Mais les thèmes sont les mêmes, et cela depuis J’aimerais que quelqu’un m’attende quelque part, son premier ouvrage, un recueil de nouvelles. L’idée que la vie est plus tendre qu’on ne le croit à condition « de lui rendre hommage de temps à autre ». Ce qui consiste, selon Anna Gavalda, à se tourner vers les autres. « À accepter de saisir des mains et à tendre les siennes. Ce qui est souvent plus difficile encore... »

Un geste naturel chez cette femme généreuse, dotée d’une simplicité désarmante. Je me souviens de son passage à Montréal un dimanche de novembre 2004 à la librairie Renaud-Bray de la rue Saint-Denis où elle s’était prêtée à une séance de signatures. Me reconnaissant – nous nous étions rencontrées une première fois à Paris – elle avait eu ce réflexe de me tendre les mains et, d’un mouvement spontané, de saisir les miennes, pour m’attirer vers elle, chaleureusement.

Pas facile pour elle de reprendre la route d’une nouvelle histoire. Même si les prémices de la Consolante était probablement déjà là quand elle écrivait Ensemble…, elle a eu un mal fou à plonger dans ce nouvel univers. « J’avais peur de couler. Je mets plus de temps à m’empêcher d’écrire un livre qu’à l’écrire effectivement. Les histoires sont toujours parfaites dans votre tête et vous avez peur, en les circonscrivant, en les figeant, de les amenuiser… », m’écrit-elle.
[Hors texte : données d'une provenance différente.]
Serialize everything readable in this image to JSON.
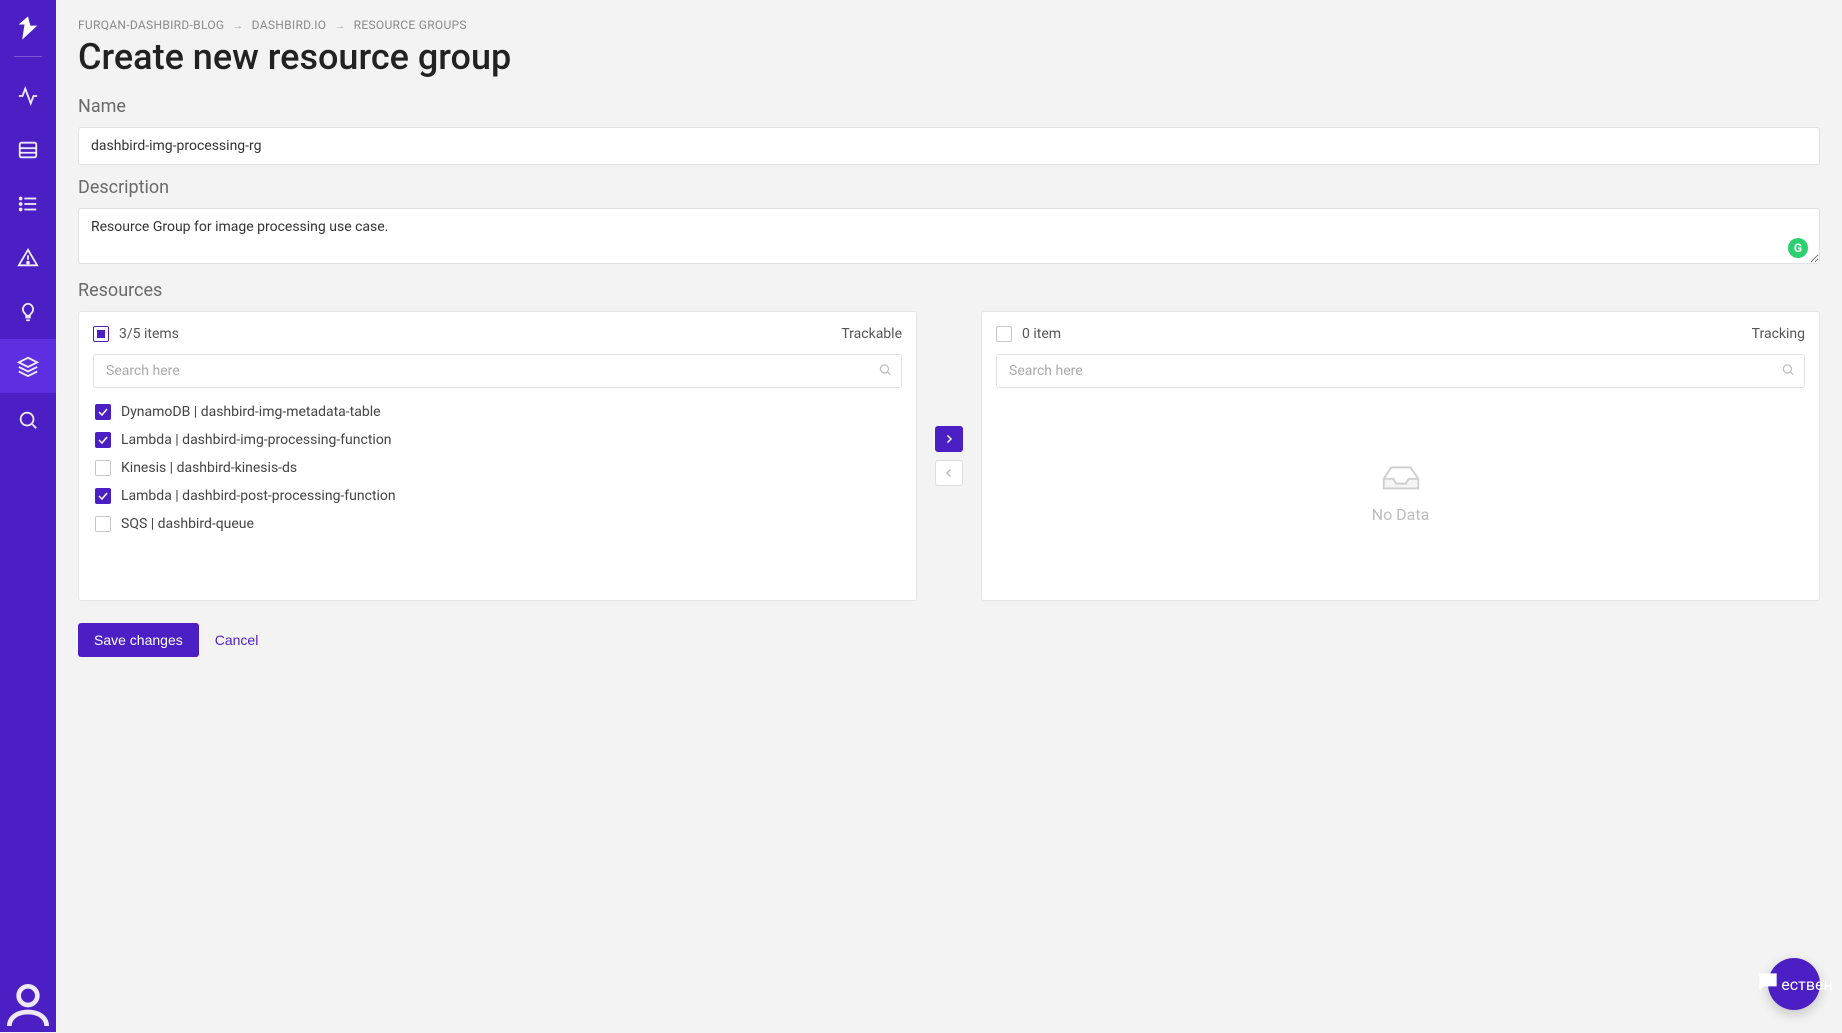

« Tout le travail de recherche effectué auparavant n’est que rêveries et pur plaisir. Voilà pourquoi je mets tant de temps à allumer mon ordinateur : je suis heureuse de vivre une “ vie intérieure ” avec mes personnages. Je pense à eux constamment. J’apprends à les connaître, je les apprivoise. » Mais il reste que le coup d’envoi d’un roman, c’est la première phrase.
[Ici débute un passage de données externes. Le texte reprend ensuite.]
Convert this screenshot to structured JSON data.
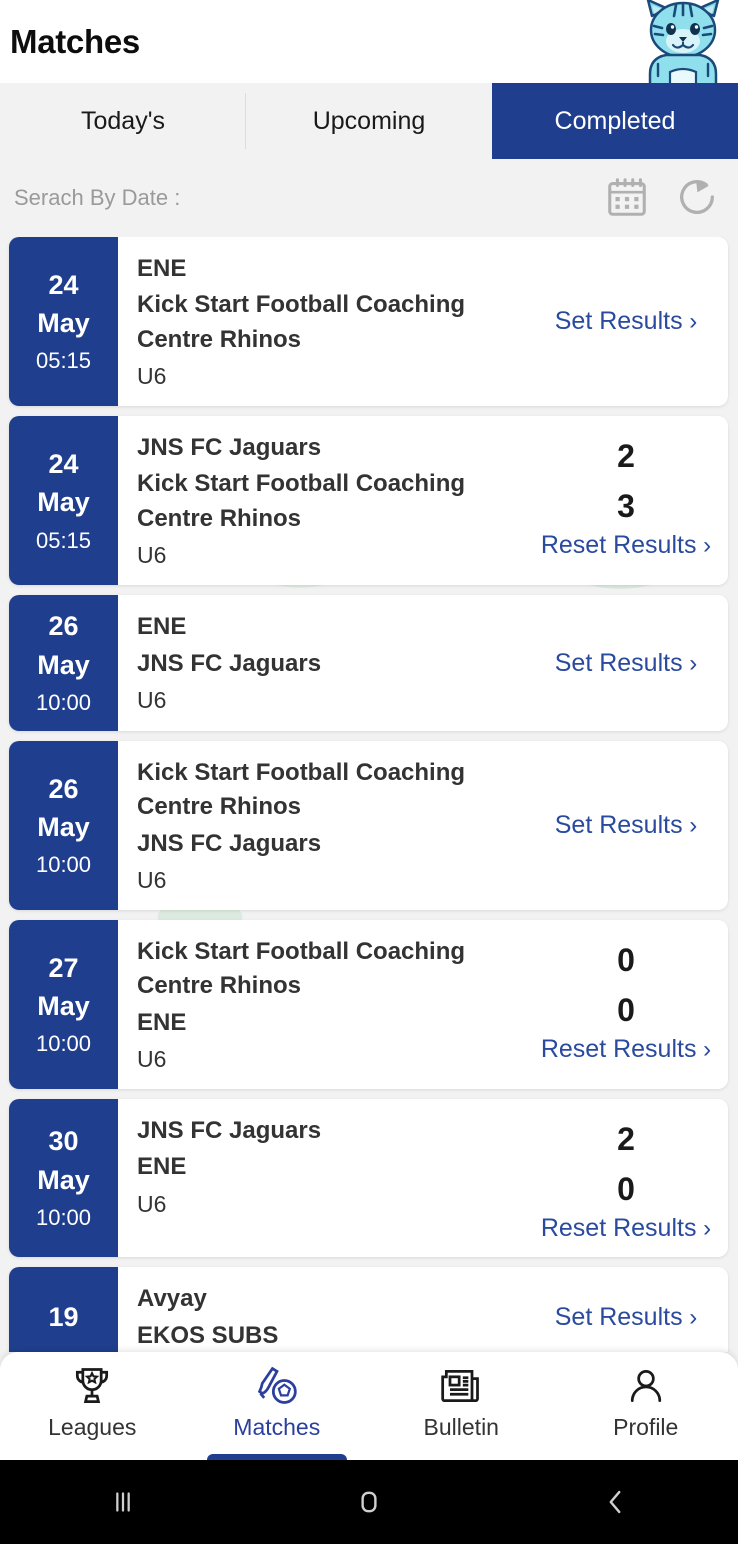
{
  "header": {
    "title": "Matches",
    "mascot_icon": "tiger-mascot-icon"
  },
  "tabs": [
    {
      "label": "Today's",
      "active": false
    },
    {
      "label": "Upcoming",
      "active": false
    },
    {
      "label": "Completed",
      "active": true
    }
  ],
  "search": {
    "label": "Serach By Date :",
    "calendar_icon": "calendar-icon",
    "refresh_icon": "refresh-icon"
  },
  "colors": {
    "primary_blue": "#1f3e8e",
    "link_blue": "#2a4a9e",
    "page_bg": "#f2f2f2",
    "card_bg": "#ffffff",
    "text_dark": "#333333"
  },
  "matches": [
    {
      "day": "24",
      "month": "May",
      "time": "05:15",
      "team_home": "ENE",
      "team_away": "Kick Start Football Coaching Centre Rhinos",
      "category": "U6",
      "score_home": null,
      "score_away": null,
      "action": "Set Results"
    },
    {
      "day": "24",
      "month": "May",
      "time": "05:15",
      "team_home": "JNS FC Jaguars",
      "team_away": "Kick Start Football Coaching Centre Rhinos",
      "category": "U6",
      "score_home": "2",
      "score_away": "3",
      "action": "Reset Results"
    },
    {
      "day": "26",
      "month": "May",
      "time": "10:00",
      "team_home": "ENE",
      "team_away": "JNS FC Jaguars",
      "category": "U6",
      "score_home": null,
      "score_away": null,
      "action": "Set Results"
    },
    {
      "day": "26",
      "month": "May",
      "time": "10:00",
      "team_home": "Kick Start Football Coaching Centre Rhinos",
      "team_away": "JNS FC Jaguars",
      "category": "U6",
      "score_home": null,
      "score_away": null,
      "action": "Set Results"
    },
    {
      "day": "27",
      "month": "May",
      "time": "10:00",
      "team_home": "Kick Start Football Coaching Centre Rhinos",
      "team_away": "ENE",
      "category": "U6",
      "score_home": "0",
      "score_away": "0",
      "action": "Reset Results"
    },
    {
      "day": "30",
      "month": "May",
      "time": "10:00",
      "team_home": "JNS FC Jaguars",
      "team_away": "ENE",
      "category": "U6",
      "score_home": "2",
      "score_away": "0",
      "action": "Reset Results"
    },
    {
      "day": "19",
      "month": "",
      "time": "",
      "team_home": "Avyay",
      "team_away": "EKOS SUBS",
      "category": "",
      "score_home": null,
      "score_away": null,
      "action": "Set Results"
    }
  ],
  "bottom_nav": [
    {
      "label": "Leagues",
      "icon": "trophy-icon",
      "active": false
    },
    {
      "label": "Matches",
      "icon": "football-icon",
      "active": true
    },
    {
      "label": "Bulletin",
      "icon": "newspaper-icon",
      "active": false
    },
    {
      "label": "Profile",
      "icon": "person-icon",
      "active": false
    }
  ],
  "system_bar": [
    {
      "name": "recents-button"
    },
    {
      "name": "home-button"
    },
    {
      "name": "back-button"
    }
  ],
  "chevron": "›"
}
Dans une petite pièce au dernier étage de sa maison, quand les enfants dorment et jusqu’à deux ou trois heures du matin, sur un ordinateur portable, avec du thé et « hélas, avoue-t-elle, un peu trop de cigarettes », elle s’enferme pour écrire. « Non, je ne m’enferme pas, rétorque-t-elle, car j’ai des animaux qui demandent à entrer et sortir toutes les deux minutes. Disons que la porte est entrouverte... » Comment s’y prend-elle ? « J’écris bêtement, docilement, chronologiquement. Je n’ai aucun plan et ne sais jamais à quoi ressemblera la scène à venir. » Ce qui l’amuse d’ailleurs puisqu’elle découvre l’histoire au fur et à mesure.

Un très beau passage de La Consolante (page 91) est en lien direct avec un débat actuel qui sévit au Québec, l’hypersexualisation des jeunes. Charles Balanda comme tous les parents de jeunes filles en pleine crise d’adolescence a dû résister durant de longues semaines à la volonté de Mathilde, âgée de 14 ans, de porter ses t-shirts au-dessus du nombril, découvrant ainsi son ventre.

« Le ventre d’une femme, c’est ce qu’il y a de plus mystérieux au monde, de plus émouvant, de plus beau, de plus sexe même, pour parler comme dans vos magazines débiles. Cache-le. Ne les laisse pas te voler ça… Je ne suis pas en train de jouer les pères-la-morale ou de te parler de décence, Mathilde… Je te parle d’amour. Des tas de types vont essayer de deviner la taille de ton cul ou la forme de tes seins et ce sera de bonne guerre, mais ton ventre, garde-le pour celui que tu aimeras, tu… Tu me comprends ? »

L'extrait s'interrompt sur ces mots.